Police apologise over football youth coach inquiry

Derek Hinchliffe was jailed for more than seven years at Basildon Crown Court
- Published
Essex Police has apologised for how officers handled an investigation into a former Southend United youth coach who sexually abused boys.
A victim made the force aware of 82-year-old Derek Hinchliffe's crimes in 2012, but the inquiry was dropped and not reopened for five years.
Hinchliffe was jailed on Friday and the court heard he asked teenage boys to bathe with him during the 1970s, and for one to train naked with him.
A police spokesman said the original investigation "did not meet the high standards we would now expect".
First reported by the Echo, external, he added: "We acknowledge this and apologise for it."
Hinchliffe, of Ossett, West Yorkshire, was found guilty of 11 counts of sexual and indecent assaults after a 14-day trial at Basildon Crown Court.
He was sentenced to seven years and seven months in prison.

Essex Police was criticised by the sentencing judge for its initial investigation into Hinchliffe
Passing sentence, Judge Shane Collery KC said the abuser was first reported to Essex Police in 2012.

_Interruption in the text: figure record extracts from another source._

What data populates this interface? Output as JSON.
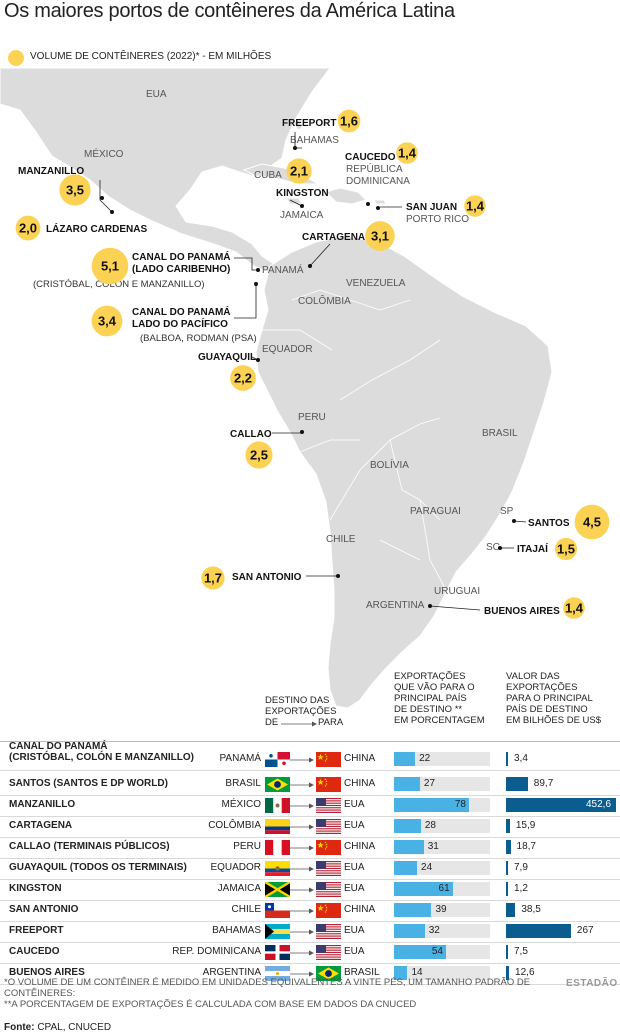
{
  "title": "Os maiores portos de contêineres da América Latina",
  "legend": "VOLUME DE CONTÊINERES (2022)* - EM MILHÕES",
  "colors": {
    "bubble": "#fcd255",
    "land": "#dcdcdc",
    "percent_bar": "#4ab1e4",
    "value_bar": "#0b5c8f",
    "bar_background": "#e6e6e6"
  },
  "map": {
    "countries": [
      "EUA",
      "MÉXICO",
      "CUBA",
      "BAHAMAS",
      "JAMAICA",
      "REPÚBLICA",
      "DOMINICANA",
      "PORTO RICO",
      "PANAMÁ",
      "VENEZUELA",
      "COLÔMBIA",
      "EQUADOR",
      "PERU",
      "BRASIL",
      "BOLÍVIA",
      "PARAGUAI",
      "CHILE",
      "ARGENTINA",
      "URUGUAI",
      "SP",
      "SC"
    ],
    "ports": [
      {
        "name": "FREEPORT",
        "volume": "1,6"
      },
      {
        "name": "MANZANILLO",
        "volume": "3,5"
      },
      {
        "name": "LÁZARO CARDENAS",
        "volume": "2,0"
      },
      {
        "name": "CAUCEDO",
        "volume": "1,4"
      },
      {
        "name": "KINGSTON",
        "volume": "2,1"
      },
      {
        "name": "SAN JUAN",
        "volume": "1,4"
      },
      {
        "name": "CARTAGENA",
        "volume": "3,1"
      },
      {
        "name": "CANAL DO PANAMÁ",
        "sub1": "(LADO CARIBENHO)",
        "sub2": "(CRISTÓBAL, COLÓN E MANZANILLO)",
        "volume": "5,1"
      },
      {
        "name": "CANAL DO PANAMÁ",
        "sub1": "LADO DO PACÍFICO",
        "sub2": "(BALBOA, RODMAN (PSA)",
        "volume": "3,4"
      },
      {
        "name": "GUAYAQUIL",
        "volume": "2,2"
      },
      {
        "name": "CALLAO",
        "volume": "2,5"
      },
      {
        "name": "SANTOS",
        "volume": "4,5"
      },
      {
        "name": "ITAJAÍ",
        "volume": "1,5"
      },
      {
        "name": "SAN ANTONIO",
        "volume": "1,7"
      },
      {
        "name": "BUENOS AIRES",
        "volume": "1,4"
      }
    ]
  },
  "table": {
    "dest_header": [
      "DESTINO DAS",
      "EXPORTAÇÕES"
    ],
    "de": "DE",
    "para": "PARA",
    "pct_header": [
      "EXPORTAÇÕES",
      "QUE VÃO PARA O",
      "PRINCIPAL PAÍS",
      "DE DESTINO **",
      "EM PORCENTAGEM"
    ],
    "val_header": [
      "VALOR DAS",
      "EXPORTAÇÕES",
      "PARA O PRINCIPAL",
      "PAÍS DE DESTINO",
      "EM BILHÕES DE US$"
    ]
  },
  "chart_data": {
    "type": "bar",
    "categories": [
      "CANAL DO PANAMÁ",
      "SANTOS",
      "MANZANILLO",
      "CARTAGENA",
      "CALLAO",
      "GUAYAQUIL",
      "KINGSTON",
      "SAN ANTONIO",
      "FREEPORT",
      "CAUCEDO",
      "BUENOS AIRES"
    ],
    "category_details": [
      "(CRISTÓBAL, COLÓN E MANZANILLO)",
      "(SANTOS E DP WORLD)",
      "",
      "",
      "(TERMINAIS PÚBLICOS)",
      "(TODOS OS TERMINAIS)",
      "",
      "",
      "",
      "",
      ""
    ],
    "from": [
      "PANAMÁ",
      "BRASIL",
      "MÉXICO",
      "COLÔMBIA",
      "PERU",
      "EQUADOR",
      "JAMAICA",
      "CHILE",
      "BAHAMAS",
      "REP. DOMINICANA",
      "ARGENTINA"
    ],
    "to": [
      "CHINA",
      "CHINA",
      "EUA",
      "EUA",
      "CHINA",
      "EUA",
      "EUA",
      "CHINA",
      "EUA",
      "EUA",
      "BRASIL"
    ],
    "series": [
      {
        "values": [
          22,
          27,
          78,
          28,
          31,
          24,
          61,
          39,
          32,
          54,
          14
        ],
        "labels": [
          "22",
          "27",
          "78",
          "28",
          "31",
          "24",
          "61",
          "39",
          "32",
          "54",
          "14"
        ]
      },
      {
        "values": [
          3.4,
          89.7,
          452.6,
          15.9,
          18.7,
          7.9,
          1.2,
          38.5,
          267,
          7.5,
          12.6
        ],
        "labels": [
          "3,4",
          "89,7",
          "452,6",
          "15,9",
          "18,7",
          "7,9",
          "1,2",
          "38,5",
          "267",
          "7,5",
          "12,6"
        ]
      }
    ],
    "ylim_percent": [
      0,
      100
    ]
  },
  "notes": [
    "*O VOLUME DE UM CONTÊINER É MEDIDO EM UNIDADES EQUIVALENTES A VINTE PÉS, UM TAMANHO PADRÃO DE CONTÊINERES:",
    "**A PORCENTAGEM DE EXPORTAÇÕES É CALCULADA COM BASE EM DADOS DA CNUCED"
  ],
  "source_label": "Fonte:",
  "source": "CPAL, CNUCED",
  "credit": "ESTADÃO"
}
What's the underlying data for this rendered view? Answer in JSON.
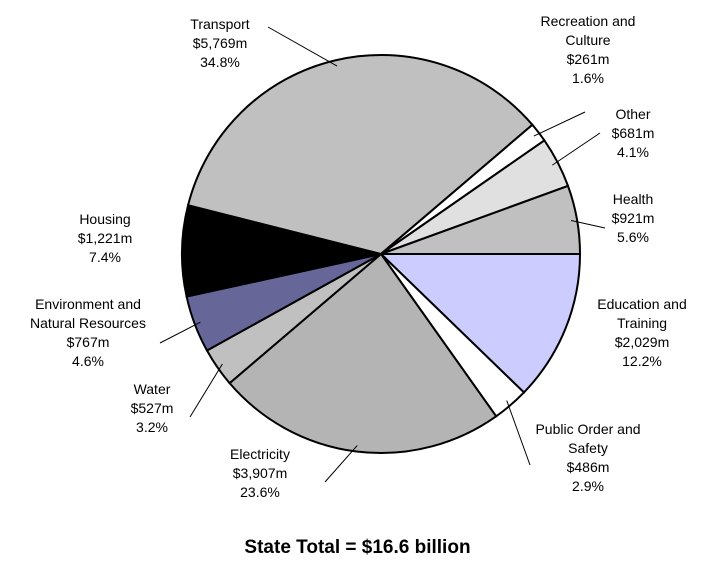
{
  "chart_data": {
    "type": "pie",
    "title": "State Total = $16.6 billion",
    "categories": [
      "Education and Training",
      "Public Order and Safety",
      "Electricity",
      "Water",
      "Environment and Natural Resources",
      "Housing",
      "Transport",
      "Recreation and Culture",
      "Other",
      "Health"
    ],
    "values": [
      2029,
      486,
      3907,
      527,
      767,
      1221,
      5769,
      261,
      681,
      921
    ],
    "value_labels": [
      "$2,029m",
      "$486m",
      "$3,907m",
      "$527m",
      "$767m",
      "$1,221m",
      "$5,769m",
      "$261m",
      "$681m",
      "$921m"
    ],
    "percents": [
      12.2,
      2.9,
      23.6,
      3.2,
      4.6,
      7.4,
      34.8,
      1.6,
      4.1,
      5.6
    ],
    "percent_labels": [
      "12.2%",
      "2.9%",
      "23.6%",
      "3.2%",
      "4.6%",
      "7.4%",
      "34.8%",
      "1.6%",
      "4.1%",
      "5.6%"
    ],
    "colors": [
      "#ccccff",
      "#ffffff",
      "#b4b4b4",
      "#c0c0c0",
      "#666699",
      "#000000",
      "#c0c0c0",
      "#ffffff",
      "#e0e0e0",
      "#c0c0c0"
    ]
  }
}
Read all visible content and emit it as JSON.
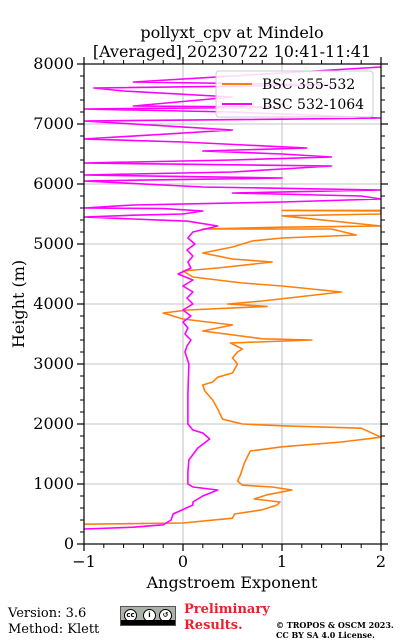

However, he revealed officers "rather remarkably" closed the case because they failed to identify who Hinchliffe was.
"It was not, I have to say, the most effective of investigations," the judge said.
The investigation was reopened in 2017 when allegations made to the Football Association were passed to detectives.
The police spokesman said a "meticulous investigation" then led to Hinchliffe's unanimous conviction by a jury.
Hinchliffe was described by Judge Collery as a "man to be feared" who abused his power at the club.
Prosecutor Emma Nash added that the four victims followed his sexual demands because they were "desperate to become professional footballers".
'Laziness'
In 2015, Essex Police apologised to alleged victims of abuse after it found problems with 30 investigations involving 59 children.
The reports were made to the force between April 2011 and November 2014.
Detectives Sharon Patterson and Lee Pollard were jailed in 2019 after a prosecutor said their "laziness" scuppered some of the investigations.
Patterson and Pollard, who were having an affair, told the Old Bailey there was administrative chaos within the unit at the time.
The BBC does not know if the allegation against Hinchcliffe in 2012 was one of these 30 cases.